Various devices have been proposed for shutting off the flow of fuel into a fuel storage tank when a predetermined liquid level is reached in the tank. One type is shown in U.S. Pat. Nos. 2,464,456 and 2,569,110. This type of valve employs a float which is connected to a valve member. When the liquid level in the tank reaches predetermined height, the float rises and closes the valve member which stops the flow of fuel into the tank. Provision is also made for bleeding fuel from the fill pipe leading to the valve to relieve the pressure in that line prior to uncoupling the pipe from the valve.
While that type of shutoff valve works satisfactorily at relatively low fill pressures, it does not respond quickly enough when the fuel is being injected through the valve into the tank at higher pressures, on the order of 90 psi. Sometimes the valve float does not have time to respond to the rapidly changing liquid level, with the result that the valve does not shut off until after the tank is filled to the brim. This leaves no room to bleed off the fuel remaining in the fill pipe. Consequently, when the pipe is uncoupled from the valve, fuel spurts from the end of the pipe over the tank and onto the ground.
Further, fuel shutoff valves of this type should be more rugged so as to handle the higher fill pressures used today. Specifically, the shutoff and bleed mechanisms must be able to withstand the large forces developed when the valve member is slammed against its seat by the incoming high pressure liquid.
Also, the prior valves include no provision for automatically shutting off the control valve located between the storage tank and the fill pipe.

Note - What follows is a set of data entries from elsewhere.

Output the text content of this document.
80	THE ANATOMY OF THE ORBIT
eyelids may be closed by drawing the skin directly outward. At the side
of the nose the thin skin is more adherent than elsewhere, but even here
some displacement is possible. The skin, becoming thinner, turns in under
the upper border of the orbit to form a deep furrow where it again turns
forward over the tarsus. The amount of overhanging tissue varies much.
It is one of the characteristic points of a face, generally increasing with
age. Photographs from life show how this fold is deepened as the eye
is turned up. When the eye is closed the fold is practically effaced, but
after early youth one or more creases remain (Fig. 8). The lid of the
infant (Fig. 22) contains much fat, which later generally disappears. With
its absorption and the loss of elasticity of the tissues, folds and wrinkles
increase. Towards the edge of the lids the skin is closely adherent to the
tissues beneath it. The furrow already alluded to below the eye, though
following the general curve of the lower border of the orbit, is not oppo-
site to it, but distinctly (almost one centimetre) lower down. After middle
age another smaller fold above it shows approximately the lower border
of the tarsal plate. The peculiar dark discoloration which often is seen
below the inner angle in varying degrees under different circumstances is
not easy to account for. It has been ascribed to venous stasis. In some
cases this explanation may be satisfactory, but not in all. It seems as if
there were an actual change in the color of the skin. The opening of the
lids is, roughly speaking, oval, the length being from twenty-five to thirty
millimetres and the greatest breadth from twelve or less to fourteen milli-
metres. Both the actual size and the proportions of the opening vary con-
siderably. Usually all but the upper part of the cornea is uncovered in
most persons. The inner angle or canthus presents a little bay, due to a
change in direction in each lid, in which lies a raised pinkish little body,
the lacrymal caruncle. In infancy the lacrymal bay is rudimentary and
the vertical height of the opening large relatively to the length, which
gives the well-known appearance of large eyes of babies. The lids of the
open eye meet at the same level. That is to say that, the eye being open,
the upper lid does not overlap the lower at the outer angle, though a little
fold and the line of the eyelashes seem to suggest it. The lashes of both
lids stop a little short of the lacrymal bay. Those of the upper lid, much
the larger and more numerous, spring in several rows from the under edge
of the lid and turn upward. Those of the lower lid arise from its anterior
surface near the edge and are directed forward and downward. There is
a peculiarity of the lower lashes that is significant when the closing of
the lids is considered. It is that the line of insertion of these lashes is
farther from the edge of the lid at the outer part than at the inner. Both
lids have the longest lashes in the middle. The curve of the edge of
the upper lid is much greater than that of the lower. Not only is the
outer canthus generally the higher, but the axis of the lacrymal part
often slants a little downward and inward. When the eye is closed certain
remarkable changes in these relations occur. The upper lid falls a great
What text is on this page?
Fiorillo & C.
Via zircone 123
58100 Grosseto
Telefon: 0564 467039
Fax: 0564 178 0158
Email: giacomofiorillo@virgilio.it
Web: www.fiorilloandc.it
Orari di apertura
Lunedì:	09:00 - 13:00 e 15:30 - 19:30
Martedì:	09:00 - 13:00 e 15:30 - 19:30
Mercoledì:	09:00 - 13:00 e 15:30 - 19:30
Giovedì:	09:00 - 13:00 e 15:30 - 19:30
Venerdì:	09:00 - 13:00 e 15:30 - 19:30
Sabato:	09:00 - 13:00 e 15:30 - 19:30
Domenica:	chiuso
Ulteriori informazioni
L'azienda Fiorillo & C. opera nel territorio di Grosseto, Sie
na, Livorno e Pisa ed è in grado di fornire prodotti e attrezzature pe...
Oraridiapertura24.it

Consequently, if the operator forgets to do this, when be uncouples the fill pipe from the subject inlet valve on the truck, fuel will flow out of the pipe onto the ground until the operator has the presence of mind to shut off that valve located at the storage tank.
As a result of the foregoing, fuel shutoff valves of the above type have not been as widely used as they might be in connection with the high pressure filling of fuel tanks and fuel trucks.